With university training in international affairs, in political science, and in computer and industrial engineering, his work focuses on the analysis and teaching of the political, social, and technical challenges related to sustainable development and energy policies, particularly surrounding low-carbon transitions.
This is the 2nd Canadian Energy Outlook done. This report builds on the previous 2018 report by taking into account the literature that has appeared on the subject in the last couple years.
The presentation was broken down into two major sections. Key results, interpretations, and limitations. 2. Uncertainties and key technological pathways.
Simon asked the audience to keep three major themes in mind throughout
- The “net-zero objective changes everything
- The usefulness and limits of using modeling as a policy making tool
- Small changes (including political ones) can play a significant role in opening/closing pathways
The model used is a Times family model adapted for North America, and Canada in particular. It tries to be as technologically and cost explicit as possible, taking into account thousands of technologies and their various costs. It has the system evolve to match certain constraints and obstructions and come to the lowest-cost solution. However, this report goes further than GHG emissions from the energy system, but also fugitive emissions, agricultural processes, etc. a change from the 2018 report.
The model employed 2 reference scenarios based on the Canadian Energy Regulators own numbers, then created 3 additional scenarios identifying 3 different net-zero pathways. The net-zero are given targets (emissions, year, etc.) and are told to reach these targets at the lowest possible cost.
Some early observations include that net zero requires a rapid and immediate shift away from the current path, the longer we wait the harder and more expensive it becomes.
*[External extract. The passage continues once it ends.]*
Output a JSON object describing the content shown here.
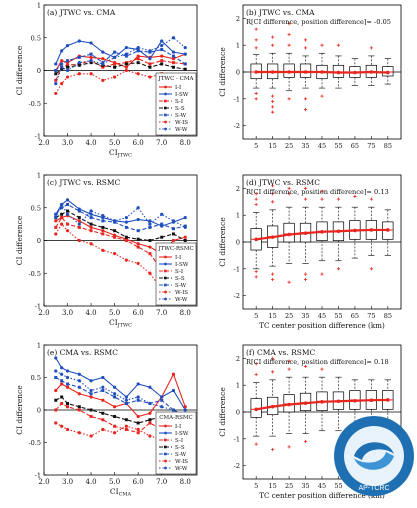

There is little risk in accelerating the transition, whether it’s done now or later economic risk remains similar, but cost rises over time. It is also clear that net zero will require emission removal, not just emissions reductions. Activities like agriculture are both necessary and emit GHGs meaning total emissions can never reach zero. To achieve a net zero these emissions must be artificially removed from the atmosphere. However, what is most important in these observations is that net zero paths do exist and are possible, but only if these actions are taken. Current measures just are not enough.
All net-zero pathways demand a drastic reduction in oil and gas in some way. There are two basic paths for this to occur. If Canada wants to maintain production for export and still get to net-zero it must ensure that other sectors of the country are using less oil and gas. If the country wants to keep using oil and gas it has to stop exporting to hit net-zero. The choice is whether to use domestically or export internationally, Canada cannot do both and reach net-zero.
Meeting energy needs without oil, gas, and coal requires a massive growth in variable electricity sources like wind and solar. This is even more true given that electricity demand increases significantly on the net-zero path, with electrification being an obvious solution for decarbonizing buildings and transportation. Hydroelectric may be a good option but there is no certainty because data does not exist on potential for large scale hydroelectric projects.